Dessa forma, para tipificação da conduta dos flanelinhas, deve-se antes verificar se esta é uma atividade "efetivamente, é danosa para a sociedade – tanto que justifique a sua inscrição em um tipo penal" [17]. É, portanto, indispensável a constatação de que a ação por ele realizada venha a atingir "bens jurídicos considerados essenciais à existência do indivíduo em sociedade" [18].

1.1.2. Bens Jurídicos atingidos pela conduta dos flanelinhas

Primeiramente deve-se destacar que a conduta do guardador clandestino é pluriofensiva, uma vez que lesa ou expõe a perigo de dano mais de um bem jurídico.

A primeira vista, nota-se que a atividade é lesiva ao patrimônio, pois motorista é constrangido a pagar para estacionar em uma vaga que, sendo pública, deveria ser-lhe garantida sem qualquer contraprestação. É motivo de revolta para um trabalhador honesto ter que despender de parte seu dinheiro para um meliante cuja renda mensal pode ser até maior que a sua.

O valores exigidos tem aumentado na proporção em que cresce o temor da população em relação a eles, visto ser cada vez mais comum os relatos de crimes praticados contra aqueles que resistem a cobrança. Trata-se é um ciclo vicioso, pois à medida que a atividade tem se tornado mais rentável, mais pessoas de suspeita índole tem se interessado em praticá-la.

O patrimônio é também atingido quando o guardador arranha veículo, fura o pneu, arranca peças e acessórios ou ainda atua como facilitador no furto do automóvel.

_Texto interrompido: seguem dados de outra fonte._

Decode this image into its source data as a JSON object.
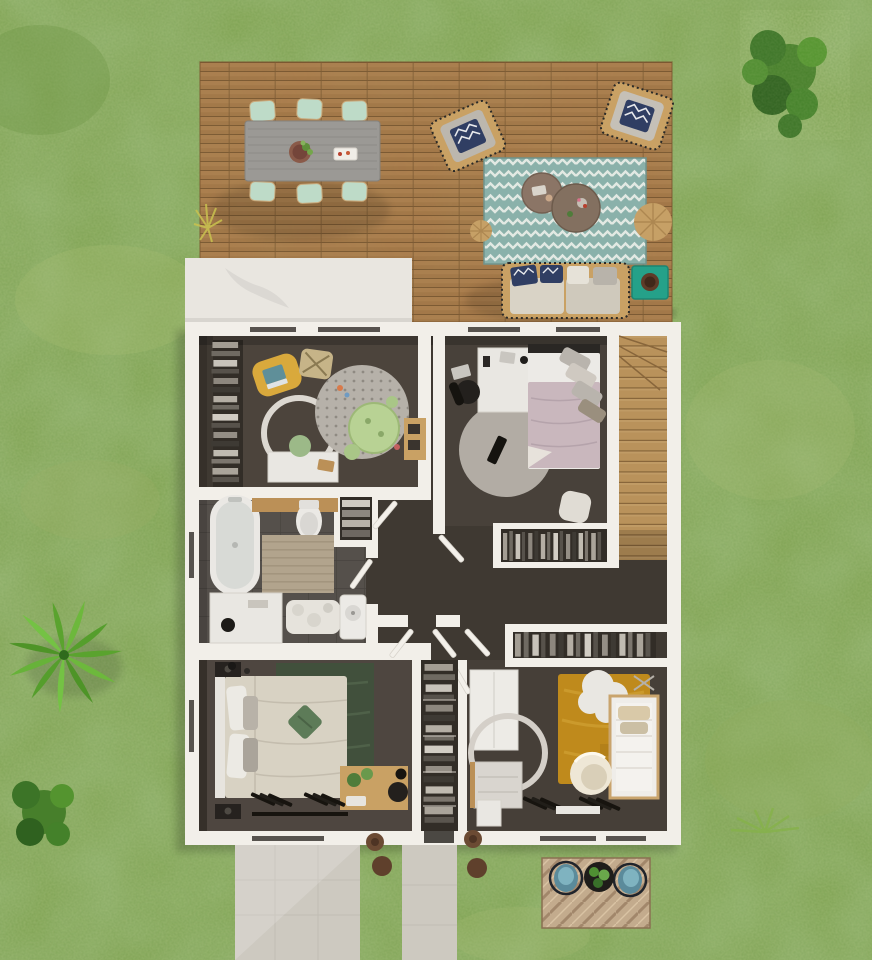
{
  "meta": {
    "kind": "3d-floor-plan-top-view-render",
    "canvas": "872x960"
  },
  "palette": {
    "grass": "#7ca04f",
    "grass_shadow": "#49401a",
    "deck_wood": "#a37647",
    "roof_white": "#e9e6e0",
    "wall_white": "#f2efe9",
    "floor_hall": "#3f3932",
    "floor_room": "#4c443c",
    "floor_master": "#4e4640",
    "floor_nursery": "#463f38",
    "floor_closet": "#322d27",
    "tile_gray": "#55504b",
    "stairs_wood": "#c79e64",
    "rug_teal": "#8ab1aa",
    "rug_round_gray": "#b6b1a9",
    "rug_green_dark": "#41503c",
    "rug_mustard": "#bf8a1c",
    "table_green": "#b8d294",
    "chair_yellow": "#d9a93c",
    "chair_mint": "#bedbc8",
    "table_gray": "#9b9995",
    "bed_mauve": "#c9b7bd",
    "bed_cream": "#d8d2c3",
    "sofa_frame": "#c9a164",
    "cushion_cream": "#d9d3c6",
    "pillow_navy": "#303e63",
    "side_table_teal": "#25a189",
    "path_concrete": "#cdc9c0",
    "patio_tile": "#c3ab8d",
    "planter_brown": "#6b4a33",
    "palm_green": "#5aa32e",
    "bush_green": "#477f2b",
    "white_furniture": "#e9e7e2",
    "wood_mid": "#bb9057",
    "dark_item": "#26221f",
    "pouf_wicker": "#c6a066",
    "mat_beige": "#b2a48d",
    "egg_chair": "#eee7d6",
    "planter_pot": "#8a5a49"
  },
  "outdoor": {
    "lawn": "grass lawn",
    "deck": "wooden terrace deck",
    "dining": {
      "table": "gray plank dining table",
      "chairs": 6,
      "planter": "potted plant centerpiece",
      "tray": "serving tray"
    },
    "lounge": {
      "rug": "teal chevron outdoor rug",
      "armchairs": 2,
      "coffee_tables": 2,
      "poufs": 2,
      "sofa": "fringed outdoor sofa with chevron pillows",
      "side_table": "teal side table with bowl"
    },
    "garden": {
      "palm": "palm plant",
      "bush_top_right": "round bush",
      "bush_bottom_left": "round bush",
      "fern": "fern tuft",
      "grass_tuft": "dry grass tuft on deck edge",
      "shrub_planters": 4
    },
    "paths": [
      "wide concrete path",
      "narrow concrete path"
    ],
    "patio": {
      "surface": "herringbone paver patio",
      "chairs": 2,
      "planter": "round black planter with plants"
    }
  },
  "floorplan": {
    "roof": "white flat roof section",
    "stairs": "wooden winder staircase",
    "hall": {
      "doors": "open white door leaves",
      "wardrobe_upper": "open wardrobe with hanging clothes",
      "wardrobe_lower": "open wardrobe with hanging clothes",
      "console": "wooden hall shelf"
    },
    "rooms": [
      {
        "id": "kids-room",
        "furniture": [
          "wardrobe with hanging clothes",
          "yellow lounge chair with laptop",
          "patterned pouf",
          "round dotted rug",
          "green play table",
          "green stools",
          "round mirror",
          "white desk",
          "green desk chair",
          "wooden tray",
          "toys"
        ]
      },
      {
        "id": "bedroom",
        "furniture": [
          "white desk",
          "black office chair",
          "laptop",
          "double bed with mauve duvet",
          "gray pillows",
          "round gray rug",
          "black remote",
          "white pouf",
          "built-in wardrobe"
        ]
      },
      {
        "id": "bathroom",
        "furniture": [
          "bathtub",
          "wooden counter",
          "toilet",
          "beige bath mat",
          "white vanity",
          "black bin",
          "fluffy rug",
          "washbasin",
          "linen closet with towels"
        ]
      },
      {
        "id": "master-bedroom",
        "furniture": [
          "double bed with cream duvet",
          "green accent pillow",
          "dark green rug",
          "black nightstands",
          "wooden desk with plants",
          "black chair",
          "black console"
        ]
      },
      {
        "id": "walk-in-closet",
        "furniture": [
          "shelves with folded clothes"
        ]
      },
      {
        "id": "nursery",
        "furniture": [
          "white wardrobe",
          "changing dresser",
          "round mirror",
          "mustard rug",
          "cloud rug",
          "crib with mobile",
          "egg chair",
          "black console"
        ]
      }
    ]
  }
}
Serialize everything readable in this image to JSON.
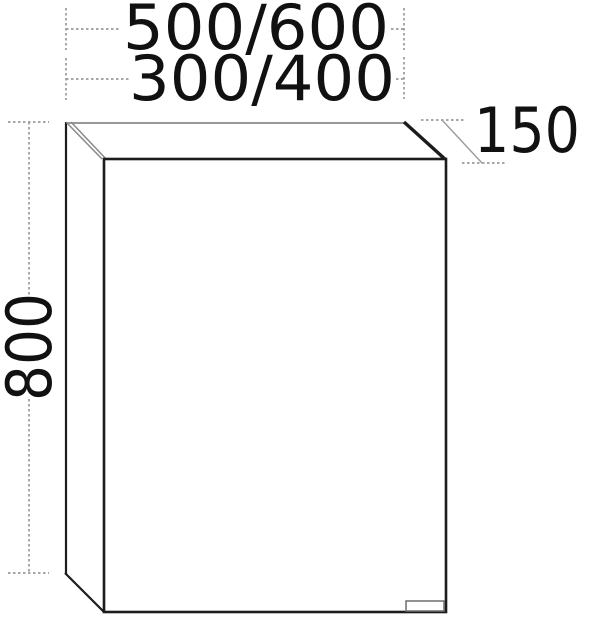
{
  "drawing": {
    "title": "wall-cabinet-dimension-drawing",
    "labels": {
      "width_row1": "500/600",
      "width_row2": "300/400",
      "height": "800",
      "depth": "150"
    },
    "colors": {
      "background": "#ffffff",
      "edge_dark": "#1c1c1c",
      "edge_light": "#8a8a8a",
      "dimension_line": "#9b9b9b",
      "text": "#111111"
    }
  }
}
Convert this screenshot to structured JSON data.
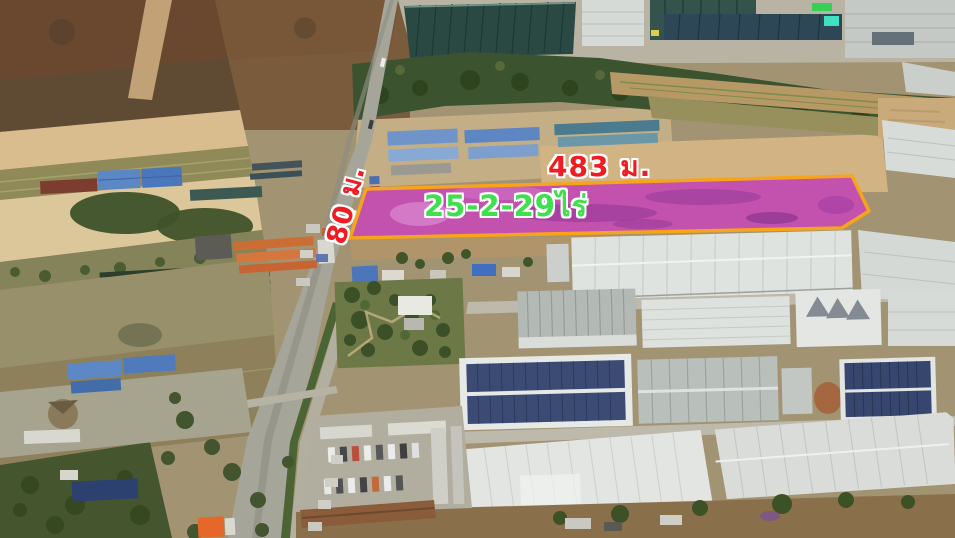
{
  "annotations": {
    "width_label": {
      "text": "483 ม.",
      "color": "#ef1c23",
      "outline_color": "#ffffff"
    },
    "depth_label": {
      "text": "80 ม.",
      "color": "#ef1c23",
      "outline_color": "#ffffff"
    },
    "area_label": {
      "text": "25-2-29ไร่",
      "color": "#3fdf4d",
      "outline_color": "#ffffff"
    },
    "plot": {
      "fill_color": "#c02ec4",
      "border_color": "#f7a41d"
    }
  }
}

Assim como a pena no direito penal, tais práticas tem função retributiva (sansão a motoristas que negaram o pagamento exigido) e preventiva (inibir que outros condutores venham a resistir a cobrança).

Outro bem jurídico atingido é a liberdade individual, compreendendo a liberdade psíquica (livre formação da vontade) e liberdade física (liberdade de movimento) [19]. Ao motorista, como qualquer outro ser humano, é reconhecido o direito fundamental de fazer tudo aquilo que a lei não proíba expressamente, não podendo ser compelido a fazer senão o imposto por lei (art. 5°, inc. II, CF/88).

Todo cidadão tem o direito de utilizar-se do espaço público, principalmente tratando-se de bens públicos de uso comum do povo, como ruas e praças (art. 99, inc I, CC/02). Ao obstaculizar o exercício desse direito, os flanelinhas impedem que o condutor faça algo que a lei permite e, dessa forma, atenta contra sua liberdade.

Considerando que no mundo moderno é indispensável a utilização de automóveis para locomoção, qualquer conduta que perturbe a circulação dos motoristas representa também um embaraço ao direito de ir e vir (jus ambulandi).

No modus operandi da atividade ainda há outra afronta à liberdade individual: o guardador intimida o motorista através da forma ameaçadora com que faz sua cobrança. Essa ameaça, mesmo que velada, mostra-se eficaz em aterrar o sujeito passivo (motorista), atentando contra sua tranqüilidade, sua paz de espírito.

Destarte, tem-se a produção de efeitos negativos na livre capacidade autodeterminação da vontade do condutor. Os guardadores geram um clima de intranqüilidade e se aproveitam do medo da violência. Isto é inadmissível nos dias atuais, cujos índices de criminalidade e banalização da vida por si só já são capazes atemorizar demasiadamente o cidadão, que vive em constante estado de estarrecimento.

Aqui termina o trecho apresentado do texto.